Beitrag von Michaleo »

tom hat geschrieben:
Sa 13. Mär 2021, 20:45
Oder mit den Schultern zucken...
Niemals!
Wenn ein Regime beginnt, seine Bürger kaltblütig und berechnend umzubringen, dass ist eine gewisse Grenze für unsereiner überschritten.
tom hat geschrieben:
Sa 13. Mär 2021, 20:45
Und da stellt sich halt die Glaubensfrage: auf die Strasse, sich äussern und sich wehren?
Ich glaube nicht mehr and die Macht der Strasse irgendwo.
Also in Bern eine bewilligte Demo von 14 Uhr bis 17 Uhr auf dem Casinoplatz "Freiheit für Aung San Suu Kyi" skandieren: nein, daran glaube ich nicht.
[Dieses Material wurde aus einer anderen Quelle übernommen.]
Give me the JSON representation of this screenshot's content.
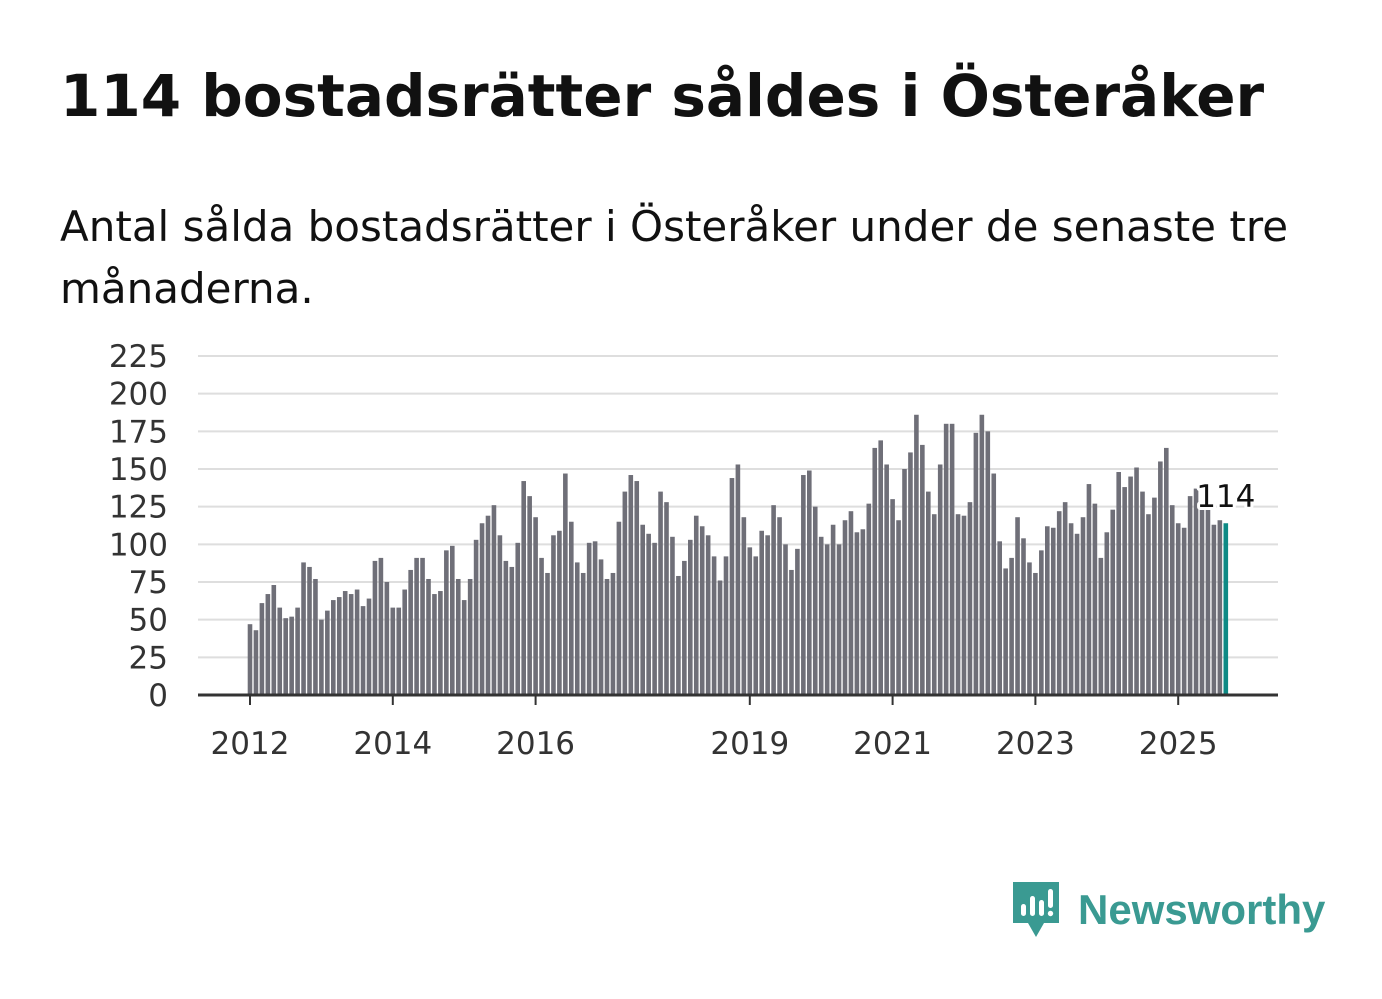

Woran ich glaube ist das Macht des Geldes. Also ausfindig machen, was dem Militärregime wirklich finanziell weh tut, wenn es fehlt, ausfinden, wer für die Bereitstellung dieser Finanzen verantwortlich ist, ausfinden, was sein kleines Geheimnis ist und eine entsprechende junge Frau oder junger Man zur Verfügung stellen, um dieses Geheimnis für ein paar verliebte Tage in Erfüllung gehen lassen.

Und nachher: Zugriff. :YMALIEN: :-?? :YMBILLY: o-+
Freundliche Grüsse :)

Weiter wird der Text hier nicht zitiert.